"The Card Counter", a film written and directed by Paul Shrader, hit the big screens last month but it's now available on VOD services. The Card Counter is more of a revenge thriller and anti-war film disguised as a gambling and poker movie. Oscar Isaac plays a small-time gambler William Tell, an ex-vet of the Iraq War who focuses on low-stakes poker and counting cards at blackjack tables in local casinos, while he tries to keep his demons at bay. He takes a college drop out on the road with him, while trying to help the kid avoid a dark path of revenge against his former boss.

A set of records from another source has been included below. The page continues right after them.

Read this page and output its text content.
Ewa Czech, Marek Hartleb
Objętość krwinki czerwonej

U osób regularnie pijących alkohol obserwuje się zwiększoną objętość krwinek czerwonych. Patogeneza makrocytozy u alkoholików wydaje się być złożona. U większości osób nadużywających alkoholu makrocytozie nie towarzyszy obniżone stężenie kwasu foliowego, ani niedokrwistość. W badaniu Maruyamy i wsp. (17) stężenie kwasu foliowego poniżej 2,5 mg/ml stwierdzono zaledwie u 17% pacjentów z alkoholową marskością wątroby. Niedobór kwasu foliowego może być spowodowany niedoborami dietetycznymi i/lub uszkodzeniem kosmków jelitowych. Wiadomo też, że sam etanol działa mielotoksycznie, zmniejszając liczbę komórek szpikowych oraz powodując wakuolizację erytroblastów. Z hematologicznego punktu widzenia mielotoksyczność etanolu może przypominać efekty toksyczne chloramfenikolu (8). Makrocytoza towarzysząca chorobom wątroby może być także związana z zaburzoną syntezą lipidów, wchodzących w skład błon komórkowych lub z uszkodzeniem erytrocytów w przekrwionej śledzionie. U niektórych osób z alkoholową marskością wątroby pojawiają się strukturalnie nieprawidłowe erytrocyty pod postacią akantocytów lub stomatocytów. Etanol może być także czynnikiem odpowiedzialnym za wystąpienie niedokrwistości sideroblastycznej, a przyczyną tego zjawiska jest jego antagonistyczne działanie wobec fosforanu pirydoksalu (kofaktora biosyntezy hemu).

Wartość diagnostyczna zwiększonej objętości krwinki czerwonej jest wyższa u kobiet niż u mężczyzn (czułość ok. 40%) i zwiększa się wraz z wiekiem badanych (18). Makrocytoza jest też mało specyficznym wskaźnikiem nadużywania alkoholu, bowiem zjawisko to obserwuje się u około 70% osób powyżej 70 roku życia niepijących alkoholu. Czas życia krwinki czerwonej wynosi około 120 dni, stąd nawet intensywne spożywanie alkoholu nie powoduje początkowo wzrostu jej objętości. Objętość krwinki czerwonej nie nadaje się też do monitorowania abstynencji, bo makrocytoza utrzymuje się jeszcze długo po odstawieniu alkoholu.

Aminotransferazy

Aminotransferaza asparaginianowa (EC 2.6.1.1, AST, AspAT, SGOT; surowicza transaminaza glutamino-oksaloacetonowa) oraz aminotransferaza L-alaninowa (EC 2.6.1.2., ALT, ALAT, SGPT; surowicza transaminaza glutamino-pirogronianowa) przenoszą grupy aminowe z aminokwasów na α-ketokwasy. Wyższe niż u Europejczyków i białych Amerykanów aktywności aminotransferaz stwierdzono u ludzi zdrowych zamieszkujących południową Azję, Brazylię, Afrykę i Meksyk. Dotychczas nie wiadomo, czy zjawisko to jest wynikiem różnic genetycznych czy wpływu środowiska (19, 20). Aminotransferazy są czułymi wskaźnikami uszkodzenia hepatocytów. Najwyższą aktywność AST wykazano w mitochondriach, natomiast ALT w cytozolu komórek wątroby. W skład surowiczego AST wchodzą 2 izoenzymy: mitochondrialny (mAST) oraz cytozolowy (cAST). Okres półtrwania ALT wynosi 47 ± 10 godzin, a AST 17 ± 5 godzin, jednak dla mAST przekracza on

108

Paul Shrader is most known as the screenwriter from "Taxi Driver", but in the last decade he's established himself as an indie director. Shrader has a through line in his films with a middle-aged male protagonist alone in a room with his darkest thoughts and secrets, which they scribbled down in a journal or notebook, with images of loneliness and angst punctuated by voiceovers.
The Card Counter struggles with the "moral weight occurred by past actions that can never be removed".
In "Taxi Driver", it was Travis Bickle played by Robert DeNiro. In "Reformed", it was a radicalized priest by Ethan Hawke. In "The Card Counter", it's a poker pro and Iraq War veteran played by Oscar Isaac.
The Card Counter is another deep dive by Paul Shrader into the pathology of American moral decay and the gambling world is the perfect place to juxtapose his story of William Tell, a disgraced former interrogator who got sent to a military prison in Leavenworth for his involvement in the Abu Ghraib scandal during the Iraq War. Tell served eight-plus years in prison for "following orders", while his superior walked away without any punishment.
During his time in prison, Tell learned how to count cards and do a lot of card tricks because he had nothing but time on his hands and a deck of cars to keep his mind sane.
Upon his release from prison, Tell hits the road and travels from regional casino to regional casino where he counts cards playing blackjack. He never bets too big in order to avoid detection and prefers to stick to low-stakes poker, but in doing so he's also not exactly minting money.
"I stick to modest goals," explains Tell.
He also refuses to stay onsite at the casino's hotels and prefers low-budget chain motels. He covers his entire room, even the lightning fixtures, with grey sheets. In one sense, it resembles the sparseness of a prison cell, but it also creates a semblance of continuity while checking in and out of endless hotels on the road.
During a stint at a casino, he notices that there's a private security convention with his former boss among the guest lecturers. Major John Gordo (Willem Dafoe) has a swanky life as a private contractor but he was the personification of evil as an enhanced interrogator from the CIA during the Iraq War, who trained William Tell in a vast array of immoral techniques.
The son of a former college bumps into Tell at the lecture. His father was dishonorably discharged from the Army and latest developed a drug and alcohol addiction trying to cope with PTSD. He committed suicide, and his son Cirk (Ty Sheridan) investigated what exactly went down at Abu Ghraib. He hatches a plan to kidnap and kill Major Gordo. Tell tries to talk him out of it and invites Cirk to join him on the road because the gambling circuit is a lonely life.
Tell agrees to join a staking stable managed by LaLinda (Tiffany Haddish) because he wants to play in bigger buy-in tournaments in order to make some extra cash to help Cirk get out of debt and return to school. Tell goes deep in a couple of WSOP Circuit events, but he has his eye on an inevitable huge score in Las Vegas at the WSOP.
Like all of Shrader's film, there's an inevitable descent into darkness and insanity before the "guy alone in the room" finds redemption and salvation. I won't reveal any spoilers about the crescendo of violence that builds up toward the final scene.
The Card Counter was filmed on location in Biloxi, MS, and you'll see a lot of familiar casino properties like the Golden Nugget and the Scarlet Pearl.
Captain Tom Franklin makes an appearance at one of the WSOP Circuit final tables. Joe Stapleton was hired as the poker consultant on the film, so the poker scenes have an air of believability. Stapes did a great job in that department because all of the poker scenes seem authentic and not cheesy at all like you'll see in so many other mainstream flicks that try to incorporate poker.
Do not expect The Card Counter to be added to a Top 10 list of all-time poker movies any time soon. It's not a road film or buddy flick of gamblers like Mississippi Grind (which is one of my favorite poker/gambling films released in the last decade). But if you like dark and violent thrillers, then The Card Counter will be up your alley.